Controllable crystal growth and fast reversible crystallization-to-amorphization in Sb(2)Te-TiO(2) films

The structure evolution and crystallization processes of Sb(2)Te-TiO(2) films have been investigated. The Sb(2)Te-rich nanocrystals, surrounded by TiO(2) amorphous phases, are observed in the annealed Sb(2)Te-TiO(2) composite films. The segregated domains exhibit obvious chalcogenide/TiO(x) interfaces, which elevate crystallization temperature, impede the grain growth and increase crystalline resistance. Compared with that in conventional Ge(2)Sb(2)Te(5) film, the shorter time for onset crystallization (25 ns) and amorphization (100 ns) has been achieved in as-deposited (Sb(2)Te)(94.7)(TiO(2))(5.3) film under 60 mW laser irradiation. The corresponding recrystallization and re-amorphization can also be realized in the film.
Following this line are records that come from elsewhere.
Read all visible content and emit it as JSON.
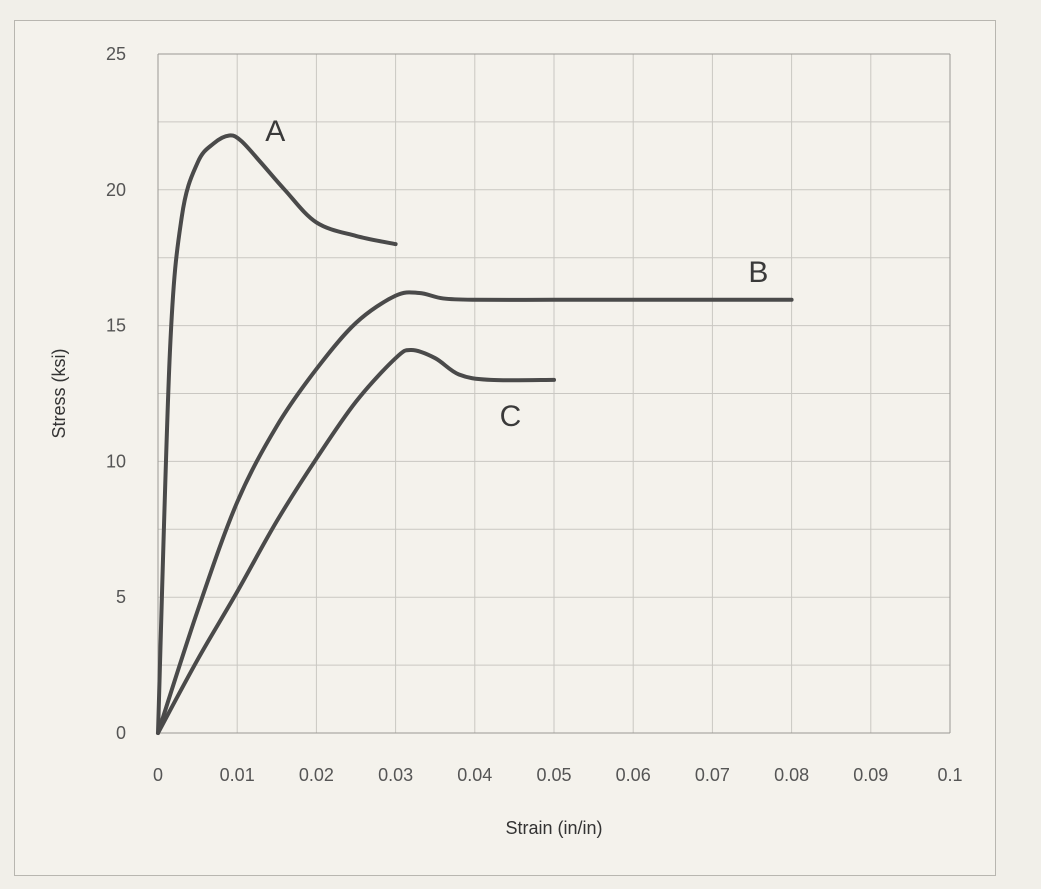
{
  "chart_data": {
    "type": "line",
    "title": "",
    "xlabel": "Strain (in/in)",
    "ylabel": "Stress (ksi)",
    "xlim": [
      0,
      0.1
    ],
    "ylim": [
      0,
      25
    ],
    "grid": true,
    "x_ticks": [
      0,
      0.01,
      0.02,
      0.03,
      0.04,
      0.05,
      0.06,
      0.07,
      0.08,
      0.09,
      0.1
    ],
    "x_tick_labels": [
      "0",
      "0.01",
      "0.02",
      "0.03",
      "0.04",
      "0.05",
      "0.06",
      "0.07",
      "0.08",
      "0.09",
      "0.1"
    ],
    "y_ticks": [
      0,
      5,
      10,
      15,
      20,
      25
    ],
    "y_tick_labels": [
      "0",
      "5",
      "10",
      "15",
      "20",
      "25"
    ],
    "series": [
      {
        "name": "A",
        "x": [
          0,
          0.0015,
          0.003,
          0.005,
          0.007,
          0.009,
          0.0105,
          0.013,
          0.016,
          0.02,
          0.025,
          0.03
        ],
        "y": [
          0,
          14,
          19,
          21,
          21.7,
          22,
          21.8,
          21,
          20,
          18.8,
          18.3,
          18
        ]
      },
      {
        "name": "B",
        "x": [
          0,
          0.005,
          0.01,
          0.015,
          0.02,
          0.025,
          0.03,
          0.033,
          0.036,
          0.04,
          0.05,
          0.06,
          0.07,
          0.08
        ],
        "y": [
          0,
          4.5,
          8.5,
          11.3,
          13.4,
          15.1,
          16.1,
          16.2,
          16,
          15.95,
          15.95,
          15.95,
          15.95,
          15.95
        ]
      },
      {
        "name": "C",
        "x": [
          0,
          0.005,
          0.01,
          0.015,
          0.02,
          0.025,
          0.03,
          0.032,
          0.035,
          0.038,
          0.042,
          0.05
        ],
        "y": [
          0,
          2.7,
          5.2,
          7.8,
          10.1,
          12.2,
          13.8,
          14.1,
          13.8,
          13.2,
          13,
          13
        ]
      }
    ]
  }
}
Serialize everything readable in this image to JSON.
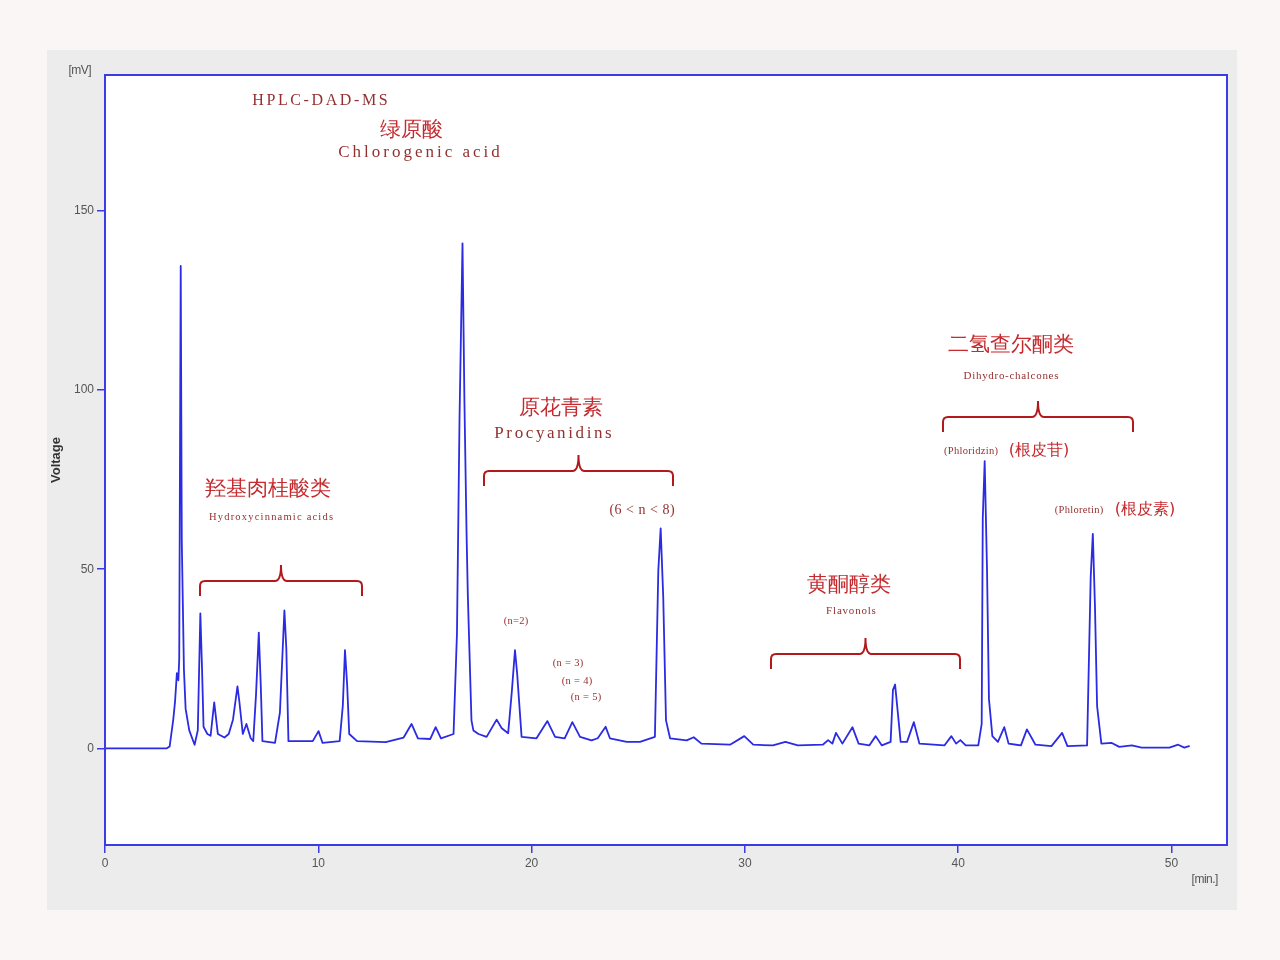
{
  "chart_data": {
    "type": "line",
    "title": "HPLC-DAD-MS",
    "ylabel": "Voltage",
    "color": "#2b2be3",
    "marker": "none",
    "line_style": "solid",
    "xlim": [
      0,
      52.6
    ],
    "ylim": [
      -27,
      188
    ],
    "xticks": [
      0,
      10,
      20,
      30,
      40,
      50
    ],
    "yticks": [
      0,
      50,
      100,
      150
    ],
    "x": [
      0,
      1.5,
      2.9,
      3.03,
      3.2,
      3.28,
      3.37,
      3.44,
      3.48,
      3.55,
      3.6,
      3.65,
      3.7,
      3.78,
      3.95,
      4.2,
      4.35,
      4.47,
      4.55,
      4.62,
      4.8,
      4.95,
      5.12,
      5.29,
      5.6,
      5.8,
      6.0,
      6.21,
      6.3,
      6.46,
      6.63,
      6.83,
      6.95,
      7.08,
      7.21,
      7.3,
      7.38,
      7.97,
      8.2,
      8.41,
      8.5,
      8.6,
      9.74,
      10.01,
      10.2,
      11.0,
      11.15,
      11.25,
      11.35,
      11.45,
      11.82,
      13.16,
      14.0,
      14.37,
      14.67,
      15.25,
      15.5,
      15.75,
      16.34,
      16.5,
      16.62,
      16.76,
      16.85,
      16.95,
      17.01,
      17.18,
      17.27,
      17.51,
      17.89,
      18.36,
      18.6,
      18.9,
      19.07,
      19.22,
      19.32,
      19.41,
      19.53,
      20.23,
      20.74,
      21.1,
      21.55,
      21.91,
      22.27,
      22.81,
      23.1,
      23.47,
      23.67,
      24.46,
      25.08,
      25.78,
      25.94,
      26.05,
      26.17,
      26.3,
      26.49,
      27.27,
      27.6,
      27.96,
      29.3,
      29.97,
      30.39,
      31.31,
      31.9,
      32.48,
      33.65,
      33.9,
      34.1,
      34.27,
      34.57,
      35.04,
      35.33,
      35.83,
      36.13,
      36.42,
      36.83,
      36.94,
      37.04,
      37.17,
      37.3,
      37.6,
      37.92,
      38.18,
      39.35,
      39.68,
      39.9,
      40.1,
      40.35,
      40.94,
      41.1,
      41.15,
      41.24,
      41.35,
      41.44,
      41.6,
      41.86,
      42.16,
      42.36,
      42.94,
      43.22,
      43.62,
      44.37,
      44.87,
      45.12,
      46.04,
      46.21,
      46.31,
      46.41,
      46.51,
      46.71,
      47.2,
      47.55,
      48.14,
      48.6,
      49.9,
      50.31,
      50.6,
      50.82
    ],
    "values": [
      0,
      0,
      0,
      0.5,
      8,
      12.8,
      21,
      19,
      25,
      134.7,
      57.7,
      40,
      22,
      11,
      5,
      1,
      5,
      37.7,
      22,
      6,
      4,
      3.5,
      12.8,
      4,
      3,
      4,
      8,
      17.3,
      13,
      4,
      6.8,
      2.8,
      2,
      15,
      32.3,
      18,
      2,
      1.5,
      10,
      38.5,
      28,
      2,
      2,
      4.8,
      1.5,
      2,
      12,
      27.4,
      18,
      4,
      2,
      1.7,
      3,
      6.8,
      2.8,
      2.6,
      5.9,
      2.8,
      4,
      32,
      92,
      141,
      97,
      60,
      42.7,
      7.8,
      5,
      4,
      3.2,
      8,
      5.6,
      4.2,
      15.7,
      27.4,
      21,
      13.4,
      3.2,
      2.8,
      7.6,
      3.2,
      2.8,
      7.3,
      3.2,
      2.2,
      2.8,
      6,
      2.8,
      1.8,
      1.8,
      3.2,
      49.7,
      61.4,
      42.3,
      7.8,
      2.8,
      2.2,
      3.1,
      1.3,
      1,
      3.4,
      1,
      0.8,
      1.8,
      0.8,
      1,
      2.3,
      1.3,
      4.3,
      1.3,
      5.9,
      1.3,
      0.8,
      3.4,
      0.8,
      1.8,
      16.3,
      17.8,
      9.8,
      1.8,
      1.8,
      7.3,
      1.3,
      0.8,
      3.4,
      1.3,
      2.3,
      0.8,
      0.8,
      6.8,
      64.2,
      80.2,
      49.7,
      13.8,
      3.4,
      1.8,
      5.9,
      1.3,
      0.8,
      5.3,
      1,
      0.6,
      4.3,
      0.6,
      0.8,
      47.8,
      59.9,
      39.7,
      11.8,
      1.3,
      1.5,
      0.4,
      0.8,
      0.2,
      0.2,
      1,
      0.2,
      0.6
    ],
    "annotations": [
      "[mV]",
      "[min.]",
      "绿原酸",
      "Chlorogenic acid",
      "羟基肉桂酸类",
      "Hydroxycinnamic acids",
      "原花青素",
      "Procyanidins",
      "(6 < n < 8)",
      "(n=2)",
      "(n = 3)",
      "(n = 4)",
      "(n = 5)",
      "黄酮醇类",
      "Flavonols",
      "二氢查尔酮类",
      "Dihydro-chalcones",
      "(Phloridzin)",
      "(根皮苷)",
      "(Phloretin)",
      "(根皮素)"
    ]
  }
}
From Johnson-Mehl-Avrami (JMA) analysis, it is further found that the one-dimensional grain growth with controlled interface is dominant for the film during the fast phase-change process. Therefore, (Sb(2)Te)(94.7)(TiO(2))(5.3) film with improved crystallization mechanism is promising for high-stable and fast-speed memory applications.